Brokerage Rating Target Price (₹) Expected % Upside
Nomura Buy 825 +14.1%
Nuvama Buy 850 +17.6%

Key Insights

  • Nomura: Upgraded SBI Card to ‘Buy’ and raised the target price to ₹825 from ₹625, highlighting:
    • Key asset quality concerns diminishing in the near term.
    • Rising contribution of metro regions to credit card debt and new sourcing.
    • Net card additions in November 2024 were the highest since December 2023.
    • Asset quality issues expected to stabilize in the coming quarters, with credit costs projected to decline from 9.1% in FY25 to 7% by FY27.
    • SBI Card is seen as a major beneficiary of potential RBI rate cuts in FY26.
  • Nuvama: Upgraded SBI Card to ‘Buy’ and increased the target price to ₹850 from ₹620, citing:
    • Stabilization in credit costs, which likely peaked in Q2FY25 and are expected to improve from Q4FY25 onward.
    • SBI Card’s earlier credit cycle weakness compared to peers indicates earlier recovery.
    • Anticipated rate cuts by the RBI over the coming quarters would provide additional tailwinds.

Summary

Both brokerages forecast robust growth for SBI Card, with expected upsides of 14.1% and 17.6%, respectively.
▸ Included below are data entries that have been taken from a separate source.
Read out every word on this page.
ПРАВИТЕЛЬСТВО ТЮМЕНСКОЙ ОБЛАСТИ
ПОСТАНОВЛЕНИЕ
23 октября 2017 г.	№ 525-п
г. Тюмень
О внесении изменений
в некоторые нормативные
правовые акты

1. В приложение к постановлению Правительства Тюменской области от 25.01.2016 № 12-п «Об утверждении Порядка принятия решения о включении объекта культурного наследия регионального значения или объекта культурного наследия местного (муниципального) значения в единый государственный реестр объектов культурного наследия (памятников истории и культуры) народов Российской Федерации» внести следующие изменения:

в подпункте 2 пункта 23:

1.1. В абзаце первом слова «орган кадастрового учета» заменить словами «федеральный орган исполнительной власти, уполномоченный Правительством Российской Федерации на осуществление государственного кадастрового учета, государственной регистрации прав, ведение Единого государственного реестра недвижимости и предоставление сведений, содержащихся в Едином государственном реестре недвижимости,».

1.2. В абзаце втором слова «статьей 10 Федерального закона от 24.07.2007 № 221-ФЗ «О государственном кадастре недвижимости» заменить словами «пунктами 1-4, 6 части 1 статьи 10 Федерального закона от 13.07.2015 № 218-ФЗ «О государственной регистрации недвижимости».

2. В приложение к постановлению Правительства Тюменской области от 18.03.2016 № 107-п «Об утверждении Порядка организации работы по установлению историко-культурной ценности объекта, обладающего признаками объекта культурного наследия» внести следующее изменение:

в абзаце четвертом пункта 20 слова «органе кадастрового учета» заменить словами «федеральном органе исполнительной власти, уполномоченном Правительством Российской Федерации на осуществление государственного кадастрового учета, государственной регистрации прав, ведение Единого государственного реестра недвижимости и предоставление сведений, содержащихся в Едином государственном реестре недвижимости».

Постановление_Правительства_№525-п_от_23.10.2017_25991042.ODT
The company is poised to benefit from improving credit metrics, favorable macroeconomic conditions, and a strong market position.

Disclaimer: The above analysis is based on inputs provided and is for informational purposes only. It does not constitute financial advice. Readers are advised to consult their financial advisors before making any investment decisions.